No media questions at Toulouse summit with Chinese premier
Yesterday’s meeting in Toulouse between French Prime Minister Manuel Valls and his Chinese counterpart, Li Keqiang, was dedicated to economic cooperation and steered well clear of freedom of information and other human rights issues, keeping reporters covering the event on a tight leash.
Two representatives of Reporters Without Borders (RSF) were among those accredited to cover the summit, which included a visited to Airbus facilities on the outskirts of Toulouse. RSF deplores the shortsighted “pragmatism” displayed by the French and Chinese leaders and the failure of the summit’s organizers to allow reporters to do their job properly.
The journalists were given no opportunity to get close to Valls and Li or ask them any questions.
Li welcomed the signature of more than 50 contracts, including an agreement for the purchase of 40 Airbuses, and said he wanted to “create an open, fair and transparent environment in order to consolidate the growth of the Chinese economy.”
Voicing optimism about the fruits of the new and enhanced cooperation with China, Valls said: “When our two nations work together, the entire world can only do better as a result.”
“The statements made by both prime ministers were blatantly hypocritical,” Reporters Without Borders programme director Lucie Morillon said. “China has one of the world’s least transparent governments. It continues to jail all those who speak out about corruption and draw attention to the communist party’s totalitarian nature."

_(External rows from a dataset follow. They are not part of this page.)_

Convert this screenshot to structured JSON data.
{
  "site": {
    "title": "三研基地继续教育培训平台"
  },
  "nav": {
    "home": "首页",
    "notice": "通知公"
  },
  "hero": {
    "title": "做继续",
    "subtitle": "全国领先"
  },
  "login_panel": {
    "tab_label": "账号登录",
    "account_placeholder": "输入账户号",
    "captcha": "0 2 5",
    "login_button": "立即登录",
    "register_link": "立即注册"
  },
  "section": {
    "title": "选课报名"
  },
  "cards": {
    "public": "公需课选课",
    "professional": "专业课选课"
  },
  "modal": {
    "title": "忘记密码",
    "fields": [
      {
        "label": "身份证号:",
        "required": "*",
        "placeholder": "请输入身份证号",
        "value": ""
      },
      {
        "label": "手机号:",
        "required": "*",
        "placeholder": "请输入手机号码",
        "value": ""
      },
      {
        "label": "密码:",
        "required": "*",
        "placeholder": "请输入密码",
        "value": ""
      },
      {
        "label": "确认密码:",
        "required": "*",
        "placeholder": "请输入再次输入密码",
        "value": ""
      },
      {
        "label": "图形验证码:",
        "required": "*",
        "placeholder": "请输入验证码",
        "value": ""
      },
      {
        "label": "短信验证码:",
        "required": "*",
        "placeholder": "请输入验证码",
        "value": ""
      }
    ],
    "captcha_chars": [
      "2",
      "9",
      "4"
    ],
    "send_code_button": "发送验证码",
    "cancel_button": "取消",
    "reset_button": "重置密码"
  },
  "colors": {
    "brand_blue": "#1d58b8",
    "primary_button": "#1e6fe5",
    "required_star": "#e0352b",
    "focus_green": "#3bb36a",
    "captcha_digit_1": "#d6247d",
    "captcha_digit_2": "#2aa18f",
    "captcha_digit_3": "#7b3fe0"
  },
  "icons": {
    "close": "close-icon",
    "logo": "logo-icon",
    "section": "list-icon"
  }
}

“As for the benefits that the world will supposedly derive from the signing of these contacts, we would have liked Valls to have expressed his view of the 100 or so journalists and bloggers currently jailed in China, but unfortunately this was not possible.”

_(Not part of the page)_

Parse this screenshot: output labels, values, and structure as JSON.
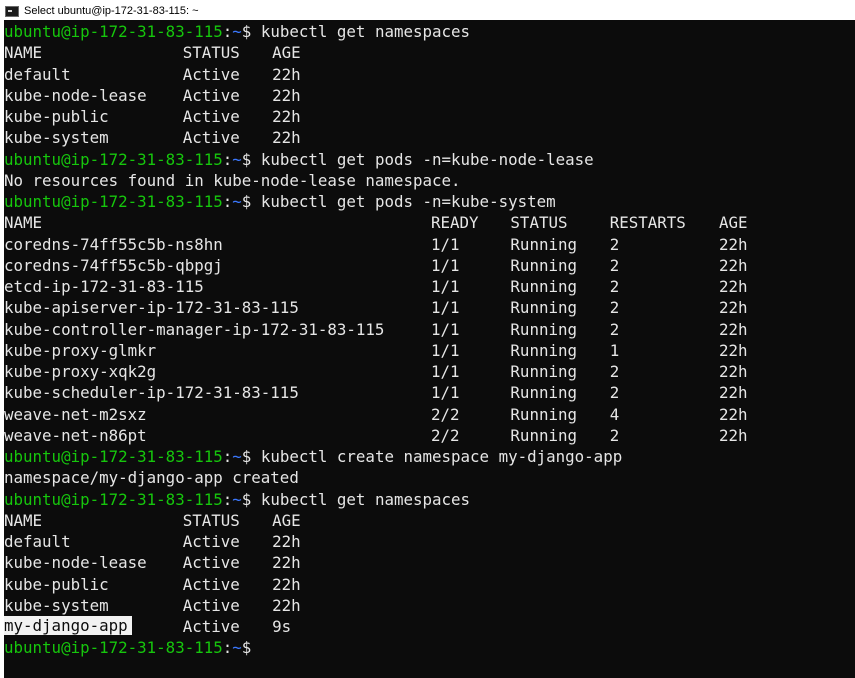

The group of journalists accredited to cover yesterday’s events were clearly expected to do no more than provide publicity for the French government and for the French and Chinese companies participating in the contracts.
As there was no news conference and no opportunity to put questions to the two prime ministers, the journalists were unable to perform their reporting duties properly. “What’s the point of our being here if we cannot ask them questions,” one reporter commented.
Although they were taken to the Airbus site where the contracts were signed, cameramen were not allowed to film the signing. “Not even the official cameraman was able to film it properly because of the crush in front of the contract table,” a journalist said.
The reporters were even less happy. They were unable to do anything except use an Airbus press release and talk to the engineer in charge of the project in China.
“Controlling the media in this way and relegating them to the role of publicity agents for the government and private sector shows how the French government submits to the Chinese government’s demand without batting an eyelid,” said Benjamin Ismaïl, the head of the Reporters Without Borders Asia-Pacific desk.
“The French government has disengaged almost entirely from the issue of human rights in China. This is also the view the many NGOs who met in Paris on 30 June to denounce France’s abandonment of a real, frank and open dialogue on human rights in China. Signing contracts seems to be the only think that matters to the French authorities.”
Airbus has signed a contract with China Aviation Supplies Holding Company for the sale of 40 Airbus A330s and the promise of an additional 35 aircraft for a total for more than 16 billion euros. This lucrative contract has reinforced economic ties between the two countries following a Chinese consortium’s purchase of a 49.9 per cent share in Toulouse-Blagnac airport in April.
Meanwhile, China continues to be the world’s biggest prison for news providers. One of the latest victims is Gao Yu, winner of UNESCO’s Guillermo Cano prize in 1997, who was sentenced to seven years in prison in April.
The government is cracking down harder than ever on journalists and bloggers while reinforcing its censorship of the Chinese media, issuing very strict directives and clamping down on coverage of pro-democracy movements.
The Chinese government has also developed one of the world’s most sophisticated systems for monitoring and censoring the Internet, confirming its inclusion in the Reporters Without Borders list of “Enemies of the Internet.”
China is ranked 176th out of 180 countries in the 2015 Reporters Without Borders press freedom index.